Within a week of taking office, Biden issued an executive order pausing all new oil and gas leasing on federal lands, pending a review by federal administrators. That policy was temporarily put on hold by a federal judge in Louisiana, but ultimately reinstated in 2022 by a federal appeals court. 

Yet by that time, the White House had already reversed course, opening up 144,000 acres of public lands for drilling and backing a law which mandated the sale of fossil fuel leases in the Gulf of Mexico and Alaska  — a compromise with Manchin to earn his support for other climate measures in the package. Just last month, Biden further enraged climate advocates by approving the ConocoPhillips Willow Project, a controversial oil pipeline which faced steep opposition from Indigenous groups in Alaska’s North Slope.

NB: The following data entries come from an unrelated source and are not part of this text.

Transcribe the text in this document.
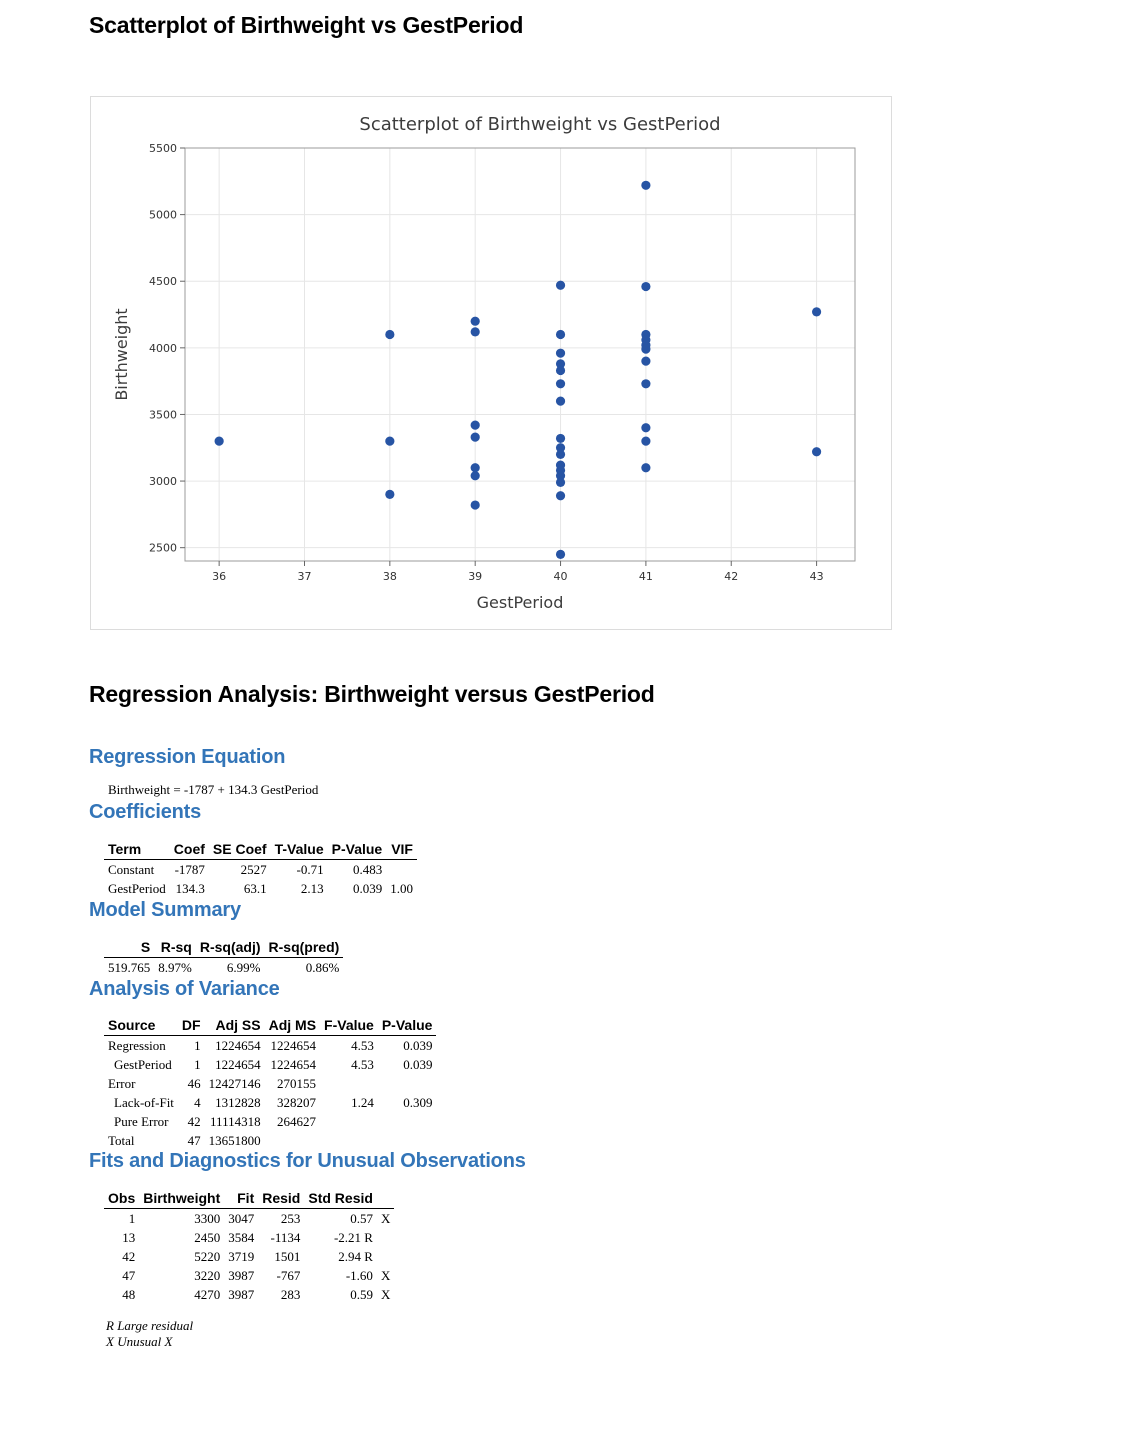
Scatterplot of Birthweight vs GestPeriod
36	37	38	39	40	41	42	43
2500
3000
3500
4000
4500
5000
5500
Scatterplot of Birthweight vs GestPeriod
GestPeriod
Birthweight
Regression Analysis: Birthweight versus GestPeriod
Regression Equation
Birthweight = -1787 + 134.3 GestPeriod
Coefficients
Term	Coef	SE Coef	T-Value	P-Value	VIF
Constant	-1787	2527	-0.71	0.483	
GestPeriod	134.3	63.1	2.13	0.039	1.00
Model Summary
S	R-sq	R-sq(adj)	R-sq(pred)
519.765	8.97%	6.99%	0.86%
Analysis of Variance
Source	DF	Adj SS	Adj MS	F-Value	P-Value
Regression	1	1224654	1224654	4.53	0.039
GestPeriod	1	1224654	1224654	4.53	0.039
Error	46	12427146	270155		
Lack-of-Fit	4	1312828	328207	1.24	0.309
Pure Error	42	11114318	264627		
Total	47	13651800			
Fits and Diagnostics for Unusual Observations
Obs	Birthweight	Fit	Resid	Std Resid	
1	3300	3047	253	0.57	X
13	2450	3584	-1134	-2.21 R	
42	5220	3719	1501	2.94 R	
47	3220	3987	-767	-1.60	X
48	4270	3987	283	0.59	X
R Large residual
X Unusual X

“Civil disobedience is one tool in an activist’s toolkit,” McKibben noted, rallying demonstrators for the upcoming blockade. He called on attendees at the launch event to “stand up in a peaceful but resolute way to people who want to keep the status quo — which clearly, clearly is doing us in.”

“Civil disobedience, risking arrest is basically a communications technology,” Kalmus echoed. “When you get arrested, when you’re willing to take that risk, people pay attention … they think ‘oh, wow. If they’re acting like this is an emergency, maybe it really is.’”

Asked about the decision to confront media specifically, Haught, the spokesperson of Climate Defiance, said the targets of the action were less individual journalists themselves than their corporate owners.

“What I want corporate media outlets to get out of this is that we’re not going to shut up,” she said. Her problem is not with “good, honest reporting,” but when it’s “filtered out by the people who make the big bucks, who have a vested interest in continuing to expand fossil fuels.”

The West Virginia native — who’s already been arrested three times for climate demonstrations — will turn 24 a day before her latest action.

“I hope they’re not too mad,” she said of the reporters set to attend the event, “but it’s for the greater good of all of us, I think.”